C. M. Lanier¹, A. R. Choi¹, R. DAgostino Jr², S. E. Glynn¹, M. Abdulhaleem³, M. Smith⁴, Y. Wang⁴, J. Ruiz⁵, T. Lycan⁵, W. J. Petty⁵, C. K. Cramer¹, S. B. Tatter⁶, A. Laxton⁶, J. White⁶, C. T. Whitlow⁷, F. Xing⁸, and M. D. Chan¹; ¹Department of Radiation Oncology, Wake Forest University School of Medicine, Winston-Salem, NC, ²Department of Biostatistics and Data Science, Wake Forest University School of Medicine, Winston -Salem, NC, ³Department of Hospital Medicine, Wake Forest University School of Medicine, Winston-Salem, NC, ⁴Department of Molecular and Cellular Bioscience, Wake Forest University School of Medicine, Winston-Salem, NC, ⁵Department of Internal Medicine, Section of Hematology and Oncology, Wake Forest University School of Medicine, Winston-Salem, NC, ⁶Department of Neurosurgery, Wake Forest University School of Medicine, Winston-Salem, NC, ⁷Department of Diagnostic Radiology, Wake Forest University School of Medicine, Winston-Salem, NC, ⁸Department of Cancer Biology, Wake Forest University School of Medicine, Winston-Salem, NC

Purpose/Objective(s): Biomarkers for leptomeningeal disease (LD) are not well elucidated in the literature. Few studies have shown a correlation between genomic data and LD. Materials/

Methods: Patients with brain metastases were identified in our departmental database. The electronic medical record was used to identify patients with liquid-biopsy-based comprehensive genomic profiling (Guardant Health). LD was defined as patients with clinical, cytologic (lumbar puncture) or radiographic evidence of LD. LD risk scores were developed based on the number of genetic mutations they have that are associated with time to LD. Cox proportional hazards regression analyses were used to assess the association between mutations and progression to LD. Hazard ratios were calculated to quantify the risk of developing LD in those with specific genetic mutations compared to those without. A score of +1 was assigned for every mutation present associated with LD with a threshold of p<0.1 to be entered into the model. Patients were then placed into one of three risk groups (0 genes present, 1 gene present, 2+genes present). Product limit survival estimates were developed to provide information on the probability of survival without LD.

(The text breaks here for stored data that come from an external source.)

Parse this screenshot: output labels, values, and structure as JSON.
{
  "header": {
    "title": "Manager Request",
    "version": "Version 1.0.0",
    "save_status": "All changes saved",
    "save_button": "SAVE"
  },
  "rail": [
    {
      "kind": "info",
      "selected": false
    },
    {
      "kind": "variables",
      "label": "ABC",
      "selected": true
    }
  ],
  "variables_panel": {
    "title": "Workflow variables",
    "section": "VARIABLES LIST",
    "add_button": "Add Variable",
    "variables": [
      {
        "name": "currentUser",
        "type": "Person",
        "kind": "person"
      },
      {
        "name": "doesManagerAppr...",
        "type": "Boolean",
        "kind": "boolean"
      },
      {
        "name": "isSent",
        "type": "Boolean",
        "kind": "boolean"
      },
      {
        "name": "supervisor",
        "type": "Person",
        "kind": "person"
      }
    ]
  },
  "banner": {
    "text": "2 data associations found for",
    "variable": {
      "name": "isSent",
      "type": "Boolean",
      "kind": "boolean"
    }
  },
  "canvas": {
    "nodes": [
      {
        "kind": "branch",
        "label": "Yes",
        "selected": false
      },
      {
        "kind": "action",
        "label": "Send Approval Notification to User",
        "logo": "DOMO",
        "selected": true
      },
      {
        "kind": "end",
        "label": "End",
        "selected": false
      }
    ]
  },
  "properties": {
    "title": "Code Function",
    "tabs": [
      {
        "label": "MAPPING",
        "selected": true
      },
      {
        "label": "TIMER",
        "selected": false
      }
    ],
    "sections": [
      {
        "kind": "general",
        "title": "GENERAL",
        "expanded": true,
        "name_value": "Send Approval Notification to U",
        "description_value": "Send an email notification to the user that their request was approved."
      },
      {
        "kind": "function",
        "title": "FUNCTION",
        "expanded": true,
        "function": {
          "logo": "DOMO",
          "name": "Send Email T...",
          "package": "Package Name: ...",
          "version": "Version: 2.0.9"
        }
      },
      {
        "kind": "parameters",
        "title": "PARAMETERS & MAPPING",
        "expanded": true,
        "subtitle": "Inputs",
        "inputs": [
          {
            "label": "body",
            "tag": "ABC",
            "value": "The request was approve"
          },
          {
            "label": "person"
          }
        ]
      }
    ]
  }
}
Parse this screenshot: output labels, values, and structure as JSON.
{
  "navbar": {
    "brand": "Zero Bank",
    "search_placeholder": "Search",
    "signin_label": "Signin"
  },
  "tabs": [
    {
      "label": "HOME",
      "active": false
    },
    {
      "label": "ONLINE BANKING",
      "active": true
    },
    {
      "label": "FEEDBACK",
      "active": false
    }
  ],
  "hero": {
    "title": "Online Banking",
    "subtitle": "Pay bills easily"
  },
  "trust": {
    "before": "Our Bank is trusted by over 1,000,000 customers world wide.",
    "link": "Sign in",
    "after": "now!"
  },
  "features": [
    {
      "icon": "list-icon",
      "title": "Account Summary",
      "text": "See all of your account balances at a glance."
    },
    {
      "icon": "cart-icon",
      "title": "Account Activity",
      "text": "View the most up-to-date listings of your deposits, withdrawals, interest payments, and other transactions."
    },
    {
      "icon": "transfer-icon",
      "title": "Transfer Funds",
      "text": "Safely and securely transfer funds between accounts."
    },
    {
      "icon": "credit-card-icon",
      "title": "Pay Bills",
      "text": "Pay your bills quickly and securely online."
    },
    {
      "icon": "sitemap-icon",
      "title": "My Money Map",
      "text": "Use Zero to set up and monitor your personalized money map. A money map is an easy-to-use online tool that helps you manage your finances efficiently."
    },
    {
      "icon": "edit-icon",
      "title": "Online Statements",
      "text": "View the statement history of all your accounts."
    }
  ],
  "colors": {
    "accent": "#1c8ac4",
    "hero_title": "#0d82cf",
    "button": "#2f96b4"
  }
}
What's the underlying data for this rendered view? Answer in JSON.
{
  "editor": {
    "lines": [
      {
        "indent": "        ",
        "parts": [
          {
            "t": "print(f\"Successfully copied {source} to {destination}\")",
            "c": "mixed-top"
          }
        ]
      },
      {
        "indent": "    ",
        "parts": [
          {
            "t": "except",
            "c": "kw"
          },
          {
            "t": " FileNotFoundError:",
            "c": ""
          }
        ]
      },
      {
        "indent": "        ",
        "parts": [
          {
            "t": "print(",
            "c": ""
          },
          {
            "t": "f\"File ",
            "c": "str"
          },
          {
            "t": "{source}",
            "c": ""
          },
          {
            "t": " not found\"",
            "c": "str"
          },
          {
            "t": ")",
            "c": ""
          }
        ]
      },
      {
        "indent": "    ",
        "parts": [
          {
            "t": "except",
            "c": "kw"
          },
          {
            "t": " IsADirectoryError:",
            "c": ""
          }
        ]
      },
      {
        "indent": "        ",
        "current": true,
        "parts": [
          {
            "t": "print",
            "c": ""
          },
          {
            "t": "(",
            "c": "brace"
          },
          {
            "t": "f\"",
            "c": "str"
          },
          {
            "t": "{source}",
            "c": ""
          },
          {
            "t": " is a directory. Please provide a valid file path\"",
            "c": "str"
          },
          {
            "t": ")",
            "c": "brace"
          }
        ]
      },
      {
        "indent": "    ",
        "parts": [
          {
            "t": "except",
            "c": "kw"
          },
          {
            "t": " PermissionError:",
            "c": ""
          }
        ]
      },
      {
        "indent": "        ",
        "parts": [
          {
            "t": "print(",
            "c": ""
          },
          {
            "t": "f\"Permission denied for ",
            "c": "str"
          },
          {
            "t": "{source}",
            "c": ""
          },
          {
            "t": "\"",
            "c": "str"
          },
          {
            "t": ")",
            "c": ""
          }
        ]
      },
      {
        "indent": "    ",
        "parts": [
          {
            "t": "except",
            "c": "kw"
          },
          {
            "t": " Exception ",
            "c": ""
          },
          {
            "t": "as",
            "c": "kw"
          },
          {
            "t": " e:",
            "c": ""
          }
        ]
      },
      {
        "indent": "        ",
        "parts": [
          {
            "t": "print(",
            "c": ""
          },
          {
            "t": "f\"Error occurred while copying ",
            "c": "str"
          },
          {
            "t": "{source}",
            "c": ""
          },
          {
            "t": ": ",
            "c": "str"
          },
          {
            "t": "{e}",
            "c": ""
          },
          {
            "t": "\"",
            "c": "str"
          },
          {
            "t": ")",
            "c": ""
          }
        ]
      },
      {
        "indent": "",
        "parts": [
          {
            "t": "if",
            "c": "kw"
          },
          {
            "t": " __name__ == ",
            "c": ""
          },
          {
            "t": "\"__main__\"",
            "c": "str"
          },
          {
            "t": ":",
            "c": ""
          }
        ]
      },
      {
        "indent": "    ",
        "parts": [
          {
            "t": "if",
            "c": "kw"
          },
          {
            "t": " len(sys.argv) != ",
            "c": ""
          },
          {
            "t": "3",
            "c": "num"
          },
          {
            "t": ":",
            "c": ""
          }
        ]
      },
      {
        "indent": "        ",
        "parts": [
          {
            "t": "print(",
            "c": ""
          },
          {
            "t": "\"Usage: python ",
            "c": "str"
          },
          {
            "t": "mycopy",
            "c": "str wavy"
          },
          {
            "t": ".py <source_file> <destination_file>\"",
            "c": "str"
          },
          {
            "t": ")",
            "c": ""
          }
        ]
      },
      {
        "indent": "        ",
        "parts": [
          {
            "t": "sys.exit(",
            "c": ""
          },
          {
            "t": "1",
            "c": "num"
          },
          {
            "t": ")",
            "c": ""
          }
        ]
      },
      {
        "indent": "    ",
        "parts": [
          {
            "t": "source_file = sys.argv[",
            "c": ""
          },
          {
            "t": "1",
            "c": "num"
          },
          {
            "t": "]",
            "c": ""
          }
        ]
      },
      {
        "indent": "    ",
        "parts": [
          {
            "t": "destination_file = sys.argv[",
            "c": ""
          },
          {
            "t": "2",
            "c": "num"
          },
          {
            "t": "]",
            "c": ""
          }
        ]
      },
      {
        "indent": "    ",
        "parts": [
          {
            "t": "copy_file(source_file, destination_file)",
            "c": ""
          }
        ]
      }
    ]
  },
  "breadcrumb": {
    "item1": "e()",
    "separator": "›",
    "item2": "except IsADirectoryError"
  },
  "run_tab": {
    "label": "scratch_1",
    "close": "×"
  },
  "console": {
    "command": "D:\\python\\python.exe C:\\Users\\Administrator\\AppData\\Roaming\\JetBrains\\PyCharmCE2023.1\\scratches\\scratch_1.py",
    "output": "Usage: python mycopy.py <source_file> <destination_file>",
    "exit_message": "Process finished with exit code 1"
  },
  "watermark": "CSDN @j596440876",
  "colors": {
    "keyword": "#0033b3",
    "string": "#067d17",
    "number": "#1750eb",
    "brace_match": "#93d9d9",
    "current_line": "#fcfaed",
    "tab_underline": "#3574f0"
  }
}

Results: Two-hundred and four patients met study criteria and were included in the analysis. Twelve gene mutations were associated (p < 0.1) with developing LD (APC (p = 0.014), ARID1A (p=0.04), CDH1 (p=0.09), DDR2 (p=0.04), EGFR (p = 0.06), MPL (p=0.017), MSH2 (p=0.016), NTRK3 (p = 0.005), PMS2 (p = 0.036) PTPN11 (p=0.09), RAF1 (p=0.033)and SMO (p = 0.021). When risk groups were constructed, 102 patients had none of the twelve genes present, 82 patients had one of the twelve genes present, and 20 patients had at least 2 genes present. We found that 4/102 (3.9%) of the patients with 0 genes, 10/82 (12.2%) with 1 gene, and 10/20 (50%) with 2 or more genes developed LD (Chi Square-34.2, p<0.0001). The Cox proportional hazards regression model indicated that the 3-level genetic risk score was highly associated with time to LD (Wald Chi-Square=18.8, p<0.0001). This model also showed that patients with 2+ genes had a hazard ratio (HR) for time to LD of 12.7 (p < 0.0001) when compared to patients with 0 genes, and patients with 1 gene had a HR of 4.6 (p=0.01) for time to LD when compared to patients with 0 genes. Using the product limit survival analysis model, we determined the 6-month, 1- and 2-year cumulative incidence of LD estimates were 0%, 3%, and 3% for patients with no genes present, 2%, 4%, and 18% for patients with one gene present and 11%, 11%, and 18% for patients with 2 or more genes present, respectively.
Conclusion: Genomic profiling appears to provide a meaningful LD risk score from non-invasive liquid biopsies. Those with higher risk scores were more likely to have LD in their lifetime with certain mutations predisposing a patient at an earlier time point. Validation of this signature could lead to a biomarker with the potential to influence clinical trial enrollment and surveillance mechanisms in this population.